Warranty. For more information regarding our warranty policy, please refer to the written warranty included with the Product and/or the warranty page(s) linked at the bottom of our websites.
Not for Resale. Products sold on our websites are for end-user customers only and not for resale. We reserve the right to refuse or cancel any order if we suspect you are purchasing Products for resale.
Dispute Resolution and Applicable Law. Customer and Specialized agree all disputes regarding Customer’s purchase of Products on our website(s) (the “Claim”) shall be resolved by binding arbitration, which is an alternative to a trial by jury. The arbitration shall be before a retired Superior Court Judge in Orange County, California, in accordance with the Rules of the American Arbitration Association then in effect (“AAA Rules”). The applicable law shall be California law, without reference to its conflicts of laws provisions, or federal law, as applicable. Customer and Specialized agree any decision by the arbitrator shall be final and binding. The parties agree the arbitration proceeding will be kept confidential and the existence of the proceeding and any element of it (including, without limitation, any pleadings, briefs, submissions, awards, materials exchanged in discovery) will not be disclosed beyond the arbitration proceedings, except as may be lawfully required in judicial or regulatory proceedings relating to the arbitration, or as specifically permitted by law. This arbitration agreement does not preclude you or Specialized from seeking action by federal, state, or local government agencies.
Neither you nor Specialized may act as a class representative, nor participate as a member of a class of claimants, with respect to any Claim. Claims may not be arbitrated on a class or representative basis. The arbitrator may not consolidate or join the claims of other persons or parties who may be similarly situated.
Further, it is agreed that the language in these Terms shall be interpreted as to its fair meaning and not strictly for or against any party. Customer stipulates to personal jurisdiction in California and agrees to accept service of process by registered or certified mail.
THIS SECTION LIMITS CERTAIN RIGHTS, INCLUDING THE RIGHT TO MAINTAIN A COURT ACTION, THE RIGHT TO A JURY TRIAL, THE RIGHT TO PARTICIPATE IN ANY FORM OF CLASS OR REPRESENTATIVE CLAIM, THE RIGHT TO ENGAGE IN DISCOVERY EXCEPT AS PROVIDED IN THE AAA RULES, AND THE RIGHT TO CERTAIN REMEDIES AND FORMS OF RELIEF. OTHER RIGHTS THE PARTIES WOULD HAVE IN COURT MAY ALSO NOT BE AVAILABLE IN ARBITRATION.
Indemnification.
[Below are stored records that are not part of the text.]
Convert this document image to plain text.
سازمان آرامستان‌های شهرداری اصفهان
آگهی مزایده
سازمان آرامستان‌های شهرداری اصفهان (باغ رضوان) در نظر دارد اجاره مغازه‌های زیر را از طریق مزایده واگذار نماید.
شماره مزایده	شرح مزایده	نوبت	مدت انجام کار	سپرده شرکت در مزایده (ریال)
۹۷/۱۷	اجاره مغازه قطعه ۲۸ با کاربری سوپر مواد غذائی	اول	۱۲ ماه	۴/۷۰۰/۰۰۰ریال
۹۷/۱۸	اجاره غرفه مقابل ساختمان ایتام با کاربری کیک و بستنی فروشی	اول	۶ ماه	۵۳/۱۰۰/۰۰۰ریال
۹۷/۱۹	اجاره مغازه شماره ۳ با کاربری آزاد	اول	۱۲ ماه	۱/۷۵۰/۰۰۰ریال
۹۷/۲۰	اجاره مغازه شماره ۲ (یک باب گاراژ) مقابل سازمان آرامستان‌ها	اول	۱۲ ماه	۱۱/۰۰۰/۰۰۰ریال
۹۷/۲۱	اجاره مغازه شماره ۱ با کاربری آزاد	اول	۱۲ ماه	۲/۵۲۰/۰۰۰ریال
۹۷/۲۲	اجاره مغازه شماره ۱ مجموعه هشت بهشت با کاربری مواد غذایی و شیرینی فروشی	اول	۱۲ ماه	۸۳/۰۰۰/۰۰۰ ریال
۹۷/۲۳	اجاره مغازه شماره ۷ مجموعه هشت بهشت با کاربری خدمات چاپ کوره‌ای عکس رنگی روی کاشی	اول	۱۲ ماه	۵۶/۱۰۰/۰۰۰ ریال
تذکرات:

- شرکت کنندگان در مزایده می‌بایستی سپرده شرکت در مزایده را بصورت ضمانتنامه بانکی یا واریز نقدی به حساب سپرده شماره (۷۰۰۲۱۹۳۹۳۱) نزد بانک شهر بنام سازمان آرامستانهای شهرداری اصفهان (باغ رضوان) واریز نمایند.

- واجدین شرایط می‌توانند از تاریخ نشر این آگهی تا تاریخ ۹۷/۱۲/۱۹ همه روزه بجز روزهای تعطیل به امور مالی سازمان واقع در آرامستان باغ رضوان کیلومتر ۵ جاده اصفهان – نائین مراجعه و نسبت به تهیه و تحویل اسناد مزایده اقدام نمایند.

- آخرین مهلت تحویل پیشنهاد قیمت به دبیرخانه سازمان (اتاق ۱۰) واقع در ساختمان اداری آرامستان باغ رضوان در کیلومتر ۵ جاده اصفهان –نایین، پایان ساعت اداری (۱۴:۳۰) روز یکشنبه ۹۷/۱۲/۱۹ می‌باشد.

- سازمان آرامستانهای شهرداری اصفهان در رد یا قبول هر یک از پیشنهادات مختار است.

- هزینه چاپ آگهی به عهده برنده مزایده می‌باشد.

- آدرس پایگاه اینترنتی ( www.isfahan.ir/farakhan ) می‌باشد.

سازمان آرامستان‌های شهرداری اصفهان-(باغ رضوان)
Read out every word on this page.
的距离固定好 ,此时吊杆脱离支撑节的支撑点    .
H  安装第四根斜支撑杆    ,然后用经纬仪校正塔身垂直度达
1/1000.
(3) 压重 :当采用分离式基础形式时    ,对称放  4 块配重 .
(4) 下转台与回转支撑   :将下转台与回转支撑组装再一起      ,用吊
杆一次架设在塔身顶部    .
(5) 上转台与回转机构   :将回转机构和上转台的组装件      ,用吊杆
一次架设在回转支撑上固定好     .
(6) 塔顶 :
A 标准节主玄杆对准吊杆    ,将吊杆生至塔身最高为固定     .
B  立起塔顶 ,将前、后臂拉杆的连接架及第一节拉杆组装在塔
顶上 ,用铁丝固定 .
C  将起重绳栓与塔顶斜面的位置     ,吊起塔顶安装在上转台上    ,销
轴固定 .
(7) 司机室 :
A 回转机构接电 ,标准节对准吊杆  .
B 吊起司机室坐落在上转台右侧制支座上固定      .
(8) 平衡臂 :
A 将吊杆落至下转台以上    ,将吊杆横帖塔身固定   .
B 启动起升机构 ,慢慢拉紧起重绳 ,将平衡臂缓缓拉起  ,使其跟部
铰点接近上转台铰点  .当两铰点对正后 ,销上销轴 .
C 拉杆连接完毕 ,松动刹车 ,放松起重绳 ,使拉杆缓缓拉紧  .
To the fullest extent permitted by applicable law, you agree to indemnify and hold Specialized harmless from and against any and all claims, costs, proceedings, demands, losses, defense costs (including, without limitation, reasonable attorney’s fees and costs) of any kind or nature arising from the breach of the Terms by you or anyone using your account.
Severability. In the event that any provision of these Terms is held or determined by a court of competent jurisdiction to be invalid or unenforceable, the remaining provisions of these Terms shall remain in full force and effect and such invalid or unenforceable provision shall be construed in a manner so as to give the maximum valid and enforceable effect to the intent of the parties expressed in these Terms.